Los precios al contado cayeron 215 yuanes por tonelada con respecto al principal contrato de futuros de Shanghái esta semana, la mayor caída en 10 meses y una señal de que la demanda física en China puede ser débil, señaló Bloomberg.
La demanda de importaciones también está disminuyendo, con la prima yangshan pagada sobre el índice de referencia LME cayendo a su nivel más bajo desde que se publicaron los datos por primera vez en 2017.
Además, Colin Hamilton, analista de BMO Capital Markets, dijo que hay precedentes de caída de la demanda en China a medida que los precios suben.
El Sr. Hamilton señala que de enero a abril de 2006 se produjo el mayor aumento de precios registrado y una aceleración repentina y impulsada por el crédito de la demanda en el mundo desarrollado.
El aumento de los precios del cobre ha amortiguado el consumo en China.
2006 fue el único año este siglo en que el consumo anual de cobre de China cayó anualmente, cuando los compradores marginales del país se fueron.
Si los precios del cobre siguen siendo altos o siguen subiendo, 2021 podría ser un segundo año de este tipo.

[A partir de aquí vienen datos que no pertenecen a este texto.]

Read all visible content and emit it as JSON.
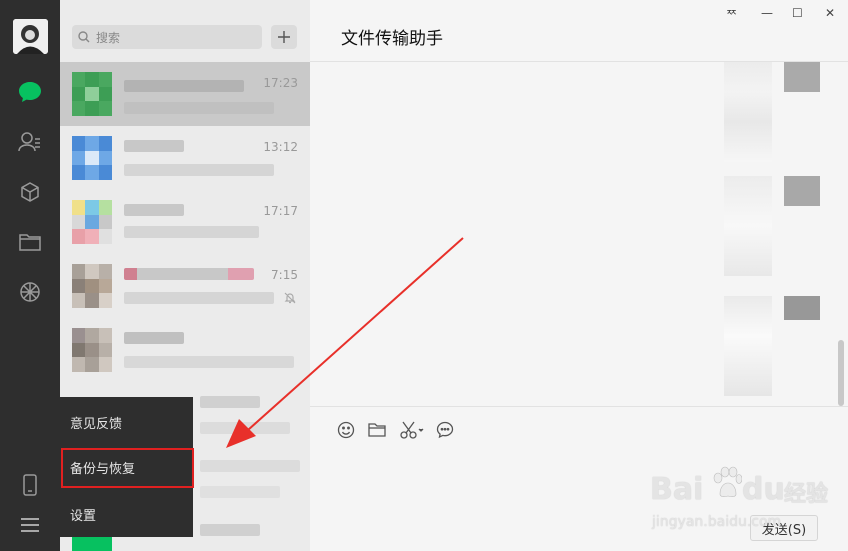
{
  "nav": {
    "items": [
      "chat",
      "contacts",
      "favorites",
      "files",
      "moments",
      "phone",
      "more"
    ]
  },
  "search": {
    "placeholder": "搜索"
  },
  "chats": [
    {
      "time": "17:23"
    },
    {
      "time": "13:12"
    },
    {
      "time": "17:17"
    },
    {
      "time": "7:15"
    }
  ],
  "menu": {
    "items": [
      "意见反馈",
      "备份与恢复",
      "设置"
    ]
  },
  "conversation": {
    "title": "文件传输助手",
    "send_label": "发送(S)"
  },
  "window": {
    "pin": "ᅑ",
    "minimize": "—",
    "maximize": "☐",
    "close": "✕"
  },
  "watermark": {
    "brand": "Bai",
    "brand2": "du",
    "cn": "经验",
    "url": "jingyan.baidu.com"
  },
  "colors": {
    "nav_bg": "#2e2e2e",
    "accent": "#07c160",
    "highlight": "#e02020"
  }
}
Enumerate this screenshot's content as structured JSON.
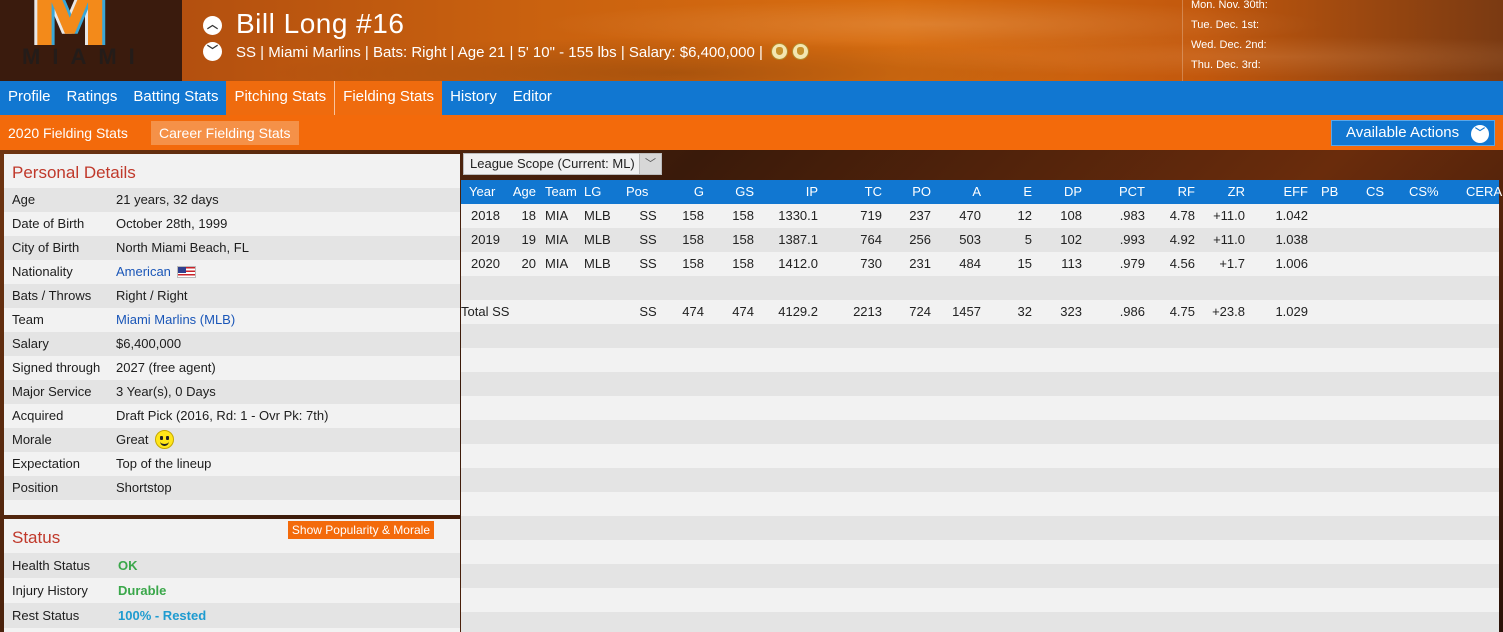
{
  "header": {
    "logo_text": "MIAMI",
    "player_name": "Bill Long  #16",
    "position": "SS",
    "team": "Miami Marlins",
    "bats": "Bats: Right",
    "age": "Age 21",
    "height_weight": "5' 10\" - 155 lbs",
    "salary": "Salary: $6,400,000",
    "schedule": [
      "Mon. Nov. 30th:",
      "Tue. Dec. 1st:",
      "Wed. Dec. 2nd:",
      "Thu. Dec. 3rd:"
    ]
  },
  "tabs": [
    {
      "label": "Profile",
      "active": false
    },
    {
      "label": "Ratings",
      "active": false
    },
    {
      "label": "Batting Stats",
      "active": false
    },
    {
      "label": "Pitching Stats",
      "active": true
    },
    {
      "label": "Fielding Stats",
      "active": true
    },
    {
      "label": "History",
      "active": false
    },
    {
      "label": "Editor",
      "active": false
    }
  ],
  "subtabs": {
    "current": "2020 Fielding Stats",
    "career": "Career Fielding Stats",
    "actions": "Available Actions"
  },
  "personal": {
    "title": "Personal Details",
    "rows": [
      {
        "k": "Age",
        "v": "21 years, 32 days"
      },
      {
        "k": "Date of Birth",
        "v": "October 28th, 1999"
      },
      {
        "k": "City of Birth",
        "v": "North Miami Beach, FL"
      },
      {
        "k": "Nationality",
        "v": "American"
      },
      {
        "k": "Bats / Throws",
        "v": "Right / Right"
      },
      {
        "k": "Team",
        "v": "Miami Marlins (MLB)"
      },
      {
        "k": "Salary",
        "v": "$6,400,000"
      },
      {
        "k": "Signed through",
        "v": "2027 (free agent)"
      },
      {
        "k": "Major Service",
        "v": "3 Year(s), 0 Days"
      },
      {
        "k": "Acquired",
        "v": "Draft Pick (2016, Rd: 1 - Ovr Pk: 7th)"
      },
      {
        "k": "Morale",
        "v": "Great"
      },
      {
        "k": "Expectation",
        "v": "Top of the lineup"
      },
      {
        "k": "Position",
        "v": "Shortstop"
      }
    ]
  },
  "status": {
    "title": "Status",
    "button": "Show Popularity & Morale",
    "health_label": "Health Status",
    "health": "OK",
    "injury_label": "Injury History",
    "injury": "Durable",
    "rest_label": "Rest Status",
    "rest": "100% - Rested"
  },
  "scope": {
    "label": "League Scope  (Current: ML)"
  },
  "grid": {
    "columns": [
      "Year",
      "Age",
      "Team",
      "LG",
      "Pos",
      "G",
      "GS",
      "IP",
      "TC",
      "PO",
      "A",
      "E",
      "DP",
      "PCT",
      "RF",
      "ZR",
      "EFF",
      "PB",
      "CS",
      "CS%",
      "CERA"
    ],
    "rows": [
      [
        "2018",
        "18",
        "MIA",
        "MLB",
        "SS",
        "158",
        "158",
        "1330.1",
        "719",
        "237",
        "470",
        "12",
        "108",
        ".983",
        "4.78",
        "+11.0",
        "1.042",
        "",
        "",
        "",
        ""
      ],
      [
        "2019",
        "19",
        "MIA",
        "MLB",
        "SS",
        "158",
        "158",
        "1387.1",
        "764",
        "256",
        "503",
        "5",
        "102",
        ".993",
        "4.92",
        "+11.0",
        "1.038",
        "",
        "",
        "",
        ""
      ],
      [
        "2020",
        "20",
        "MIA",
        "MLB",
        "SS",
        "158",
        "158",
        "1412.0",
        "730",
        "231",
        "484",
        "15",
        "113",
        ".979",
        "4.56",
        "+1.7",
        "1.006",
        "",
        "",
        "",
        ""
      ]
    ],
    "total": [
      "Total SS",
      "",
      "",
      "",
      "SS",
      "474",
      "474",
      "4129.2",
      "2213",
      "724",
      "1457",
      "32",
      "323",
      ".986",
      "4.75",
      "+23.8",
      "1.029",
      "",
      "",
      "",
      ""
    ]
  }
}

"El cobre a 10.000 dólares la tonelada corre el peligro de colapsar la demanda, especialmente con estas tendencias emergentes de evolución de las opciones materiales. No hay duda de que el cobre podría ser una de las mejores opciones para la potencia o la transferencia de calor, pero con la "relación cobre-aluminio" ahora muy por encima de 3,5:1, lo que aceleraría la sustitución, los riesgos son claros"."
Si bien la demanda física puede estar acercándose a su límite, la demanda financiera de cobre sigue siendo fuerte, ya que los especuladores -que nunca aceptan la entrega física- apuntalan los precios a partir del apalancamiento rampante y billones de dólares de liquidez del banco central.
La pregunta es cuándo este precio artificialmente impulsado alcanzará su límite, y si el próximo desplome del cobre será similar al desplome de los precios del petróleo a finales del verano de 2008, cuando el crudo Brent cayó de 150 dólares el barril a 30 dólares durante el desapalancamiento de Lehman.
Hasta entonces, tenemos que estar atentos a una nueva ronda de historias de terror sobre la "re-mortgaging de cobre chino", no sólo la mercancía más importante que subyace a la economía china, sino también el pilar clave detrás de cientos de miles de millones de dólares de transacciones financieras chinas de cobre (CCFD), tales como:
En sólo cuatro días a finales de febrero, Mainland China Futures Economics construyó una larga posición en los contratos de cobre por valor de casi 7.000 millones de dólares.